As you can see, pet owners in the bay area first started stocking up on March 4th, then again around the 11th and 12th. Then sales shot all the way up to a 158% increase as shoppers ransacked pet stores to make sure they’d have enough pet supplies in stock for the upcoming “shelter in place” order.

Pet stores in the LA area, meanwhile, have seen several major spikes in sales:

This chart includes only data from pet stores that are still open and transacting. Each day represents a comparison of average daily revenue at open pet stores vs. a comparable day in 2019.

Sales nearly doubled 2019’s totals at LA area pet stores on March 14th, again on March 16th, and nearly doubled up once more on the 20th.
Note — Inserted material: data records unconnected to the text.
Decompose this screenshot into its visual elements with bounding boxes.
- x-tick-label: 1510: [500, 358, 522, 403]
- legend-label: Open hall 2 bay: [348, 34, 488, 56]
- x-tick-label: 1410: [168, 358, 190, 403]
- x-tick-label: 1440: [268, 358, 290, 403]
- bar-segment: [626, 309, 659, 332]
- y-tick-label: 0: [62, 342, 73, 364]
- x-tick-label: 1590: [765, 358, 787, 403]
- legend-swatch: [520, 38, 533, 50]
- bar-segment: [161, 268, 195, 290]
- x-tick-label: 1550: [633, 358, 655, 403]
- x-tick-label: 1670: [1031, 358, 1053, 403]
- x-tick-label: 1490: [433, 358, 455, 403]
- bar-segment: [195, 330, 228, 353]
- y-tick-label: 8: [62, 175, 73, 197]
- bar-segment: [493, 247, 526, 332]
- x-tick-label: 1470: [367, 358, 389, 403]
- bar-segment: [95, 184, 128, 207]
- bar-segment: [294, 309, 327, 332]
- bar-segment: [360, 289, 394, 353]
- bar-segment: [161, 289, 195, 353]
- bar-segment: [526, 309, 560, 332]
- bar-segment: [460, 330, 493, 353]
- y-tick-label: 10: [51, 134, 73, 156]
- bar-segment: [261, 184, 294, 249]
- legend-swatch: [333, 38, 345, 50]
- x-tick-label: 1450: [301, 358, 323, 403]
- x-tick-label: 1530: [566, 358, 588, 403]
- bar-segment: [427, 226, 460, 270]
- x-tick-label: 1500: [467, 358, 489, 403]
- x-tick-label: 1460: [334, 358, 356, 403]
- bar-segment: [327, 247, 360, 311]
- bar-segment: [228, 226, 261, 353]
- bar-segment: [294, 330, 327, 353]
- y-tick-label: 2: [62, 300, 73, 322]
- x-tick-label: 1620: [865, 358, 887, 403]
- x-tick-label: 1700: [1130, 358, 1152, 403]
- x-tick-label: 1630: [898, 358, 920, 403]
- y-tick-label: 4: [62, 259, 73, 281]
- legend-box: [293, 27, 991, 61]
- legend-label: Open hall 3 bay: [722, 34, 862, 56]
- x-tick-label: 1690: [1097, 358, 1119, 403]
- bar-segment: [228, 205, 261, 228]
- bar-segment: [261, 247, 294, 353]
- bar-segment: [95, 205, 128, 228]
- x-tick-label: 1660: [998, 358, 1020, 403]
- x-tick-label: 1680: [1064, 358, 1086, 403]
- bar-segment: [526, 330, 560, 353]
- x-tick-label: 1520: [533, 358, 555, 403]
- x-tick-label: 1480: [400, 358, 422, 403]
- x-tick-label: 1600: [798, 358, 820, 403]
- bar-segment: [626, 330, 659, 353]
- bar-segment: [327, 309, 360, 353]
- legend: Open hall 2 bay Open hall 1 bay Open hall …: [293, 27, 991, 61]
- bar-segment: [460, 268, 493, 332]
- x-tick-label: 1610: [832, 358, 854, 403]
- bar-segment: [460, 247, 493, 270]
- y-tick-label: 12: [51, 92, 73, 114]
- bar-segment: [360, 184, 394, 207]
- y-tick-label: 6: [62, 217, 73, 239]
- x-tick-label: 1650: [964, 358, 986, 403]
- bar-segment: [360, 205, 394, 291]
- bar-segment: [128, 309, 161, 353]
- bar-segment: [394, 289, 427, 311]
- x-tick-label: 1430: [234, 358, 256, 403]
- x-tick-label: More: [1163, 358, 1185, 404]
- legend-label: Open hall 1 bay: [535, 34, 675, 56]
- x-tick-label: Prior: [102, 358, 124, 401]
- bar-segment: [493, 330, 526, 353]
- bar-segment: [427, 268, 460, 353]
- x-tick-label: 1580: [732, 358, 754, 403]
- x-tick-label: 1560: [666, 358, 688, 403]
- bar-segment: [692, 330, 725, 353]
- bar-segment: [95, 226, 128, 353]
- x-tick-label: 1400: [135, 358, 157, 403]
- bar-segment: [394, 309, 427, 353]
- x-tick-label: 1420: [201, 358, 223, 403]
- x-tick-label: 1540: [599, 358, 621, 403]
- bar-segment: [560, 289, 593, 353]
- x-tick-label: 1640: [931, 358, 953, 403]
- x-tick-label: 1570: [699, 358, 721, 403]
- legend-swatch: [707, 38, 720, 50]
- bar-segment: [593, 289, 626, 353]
What’s next for U.S. pet stores?

If COVID-19 continues to spread in the U.S., we can expect continued runs on pet stores across the country. Particularly as more states and cities order “shelter in place” or “stay at home” directives in an effort to control the spread of the virus. That will result in spiky revenue patterns as consumers decimate store shelves, followed by pet stores trying to restock.

In general, this bodes well for pet store revenue, although their inability to restock could lead to long-term softening in revenue. If the U.S. economy goes into recession as a result of the coronavirus, all local businesses will feel the pain, including pet stores whose customers have to cut back on special treats for their furry friends.

We will continue to update this data analysis over time, and we’re continuing to analyze sales patterns at other local business types.